I’m sure that feeling unwanted must get very lonely, but there’s also a kind of loneliness that sets in when most people you meet are more attracted to you than you are to them.

I’m about average looks wise generally, so contrary to what Nice Guys think about all women, including average looking ones having tons of suitors, I’ve never really had this problem. But, I do have really huge boobs. I’ve worried that every time a guy has ever wanted to date me, it’s solely because of my boobs. As much as I’ve often wanted to be thinner, prettier, and have nicer hair, I’ve always considered the downsides to that too. If I’m so paranoid about the one sought after body part I have, what would it be like if I were an “HB10?” I don’t know if conventionally attractive men experience this quite as much or not, but conventionally attractive women so often seem to be treated as prey objects by men. If they’re not meat, they’re pedastalized and then the objects of rage when men discover they aren’t actually perfect, they’re human beings. There are times I’m actually quite glad I’m just a regular Jane.

weirwoodtreehugger
8 years ago

LG,
That sucks. PETA: protesting meat by treating women like meat since, I dunno, whenever they started.

I’ll have to let people know about this if they talk about shopping there in my earshot.

Dalillama
Dalillama
8 years ago

@ Orion:

I have a deep mistrust of online formats for roleplaying. Meeting in person ensures things move along at a decent clip, and adds that festive social energy. Plus, I grew up with the old school D&D crowd and love sliding minis around a hex map when I get the chance.

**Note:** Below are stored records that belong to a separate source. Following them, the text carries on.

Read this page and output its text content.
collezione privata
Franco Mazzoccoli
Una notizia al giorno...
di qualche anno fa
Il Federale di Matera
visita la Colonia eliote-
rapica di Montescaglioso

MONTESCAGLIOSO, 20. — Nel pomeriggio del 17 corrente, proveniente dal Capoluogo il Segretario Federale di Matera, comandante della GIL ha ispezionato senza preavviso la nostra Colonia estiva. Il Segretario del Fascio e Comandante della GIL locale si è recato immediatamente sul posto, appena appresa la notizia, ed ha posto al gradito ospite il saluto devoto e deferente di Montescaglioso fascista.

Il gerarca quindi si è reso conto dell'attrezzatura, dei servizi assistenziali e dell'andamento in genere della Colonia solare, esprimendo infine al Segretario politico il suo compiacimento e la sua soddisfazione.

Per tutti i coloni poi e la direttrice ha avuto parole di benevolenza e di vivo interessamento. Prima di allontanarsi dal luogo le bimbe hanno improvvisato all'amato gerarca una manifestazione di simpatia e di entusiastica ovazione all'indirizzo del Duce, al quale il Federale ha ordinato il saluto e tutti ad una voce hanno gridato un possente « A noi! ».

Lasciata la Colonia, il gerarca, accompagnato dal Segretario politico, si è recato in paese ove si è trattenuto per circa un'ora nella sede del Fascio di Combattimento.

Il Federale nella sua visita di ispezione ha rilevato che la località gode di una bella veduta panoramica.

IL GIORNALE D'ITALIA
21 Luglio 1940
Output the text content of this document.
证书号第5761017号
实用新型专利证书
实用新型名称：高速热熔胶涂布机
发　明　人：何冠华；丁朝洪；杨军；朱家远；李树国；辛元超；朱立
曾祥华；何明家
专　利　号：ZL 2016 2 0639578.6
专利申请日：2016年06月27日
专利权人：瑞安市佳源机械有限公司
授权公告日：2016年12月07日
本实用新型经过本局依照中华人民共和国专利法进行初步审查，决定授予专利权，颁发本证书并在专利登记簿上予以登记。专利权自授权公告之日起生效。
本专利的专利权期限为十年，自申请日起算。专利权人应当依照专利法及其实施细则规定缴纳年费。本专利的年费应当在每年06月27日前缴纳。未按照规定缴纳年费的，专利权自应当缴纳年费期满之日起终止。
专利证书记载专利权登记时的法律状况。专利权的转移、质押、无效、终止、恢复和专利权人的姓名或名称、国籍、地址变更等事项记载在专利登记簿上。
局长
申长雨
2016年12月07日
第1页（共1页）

I’ve been having good luck with Roll20 on that front; it’s a virtual tabletop that supports maps & tokens, you can play by text or voice chat, has rollers built in, etc. I personally can’t be having with these new versions of D&D, I play mostly GURPS nowadays, but the principle’s the same.

dhag85
dhag85
8 years ago

I’ve never played D&D but I did some tabletop roleplaying in my teens, mainly Swedish games like this one:

http://www.kaptenkrok.se/media/catalog/product/cache/1/image/500×500/9df78eab33525d08d6e5fb8d27136e95/r/o/rollspel-eon-011.jpg

EJ (The Other One)
EJ (The Other One)
8 years ago

I had some success running an online Ars Magica game on a forum called The Gaming Den a while back. The game ended when #GG became a thing and suddenly I became aware that the Den wasn’t just full of charismatically sarcastic people but full of genuine assholes, and I had no desire to associate with them any further.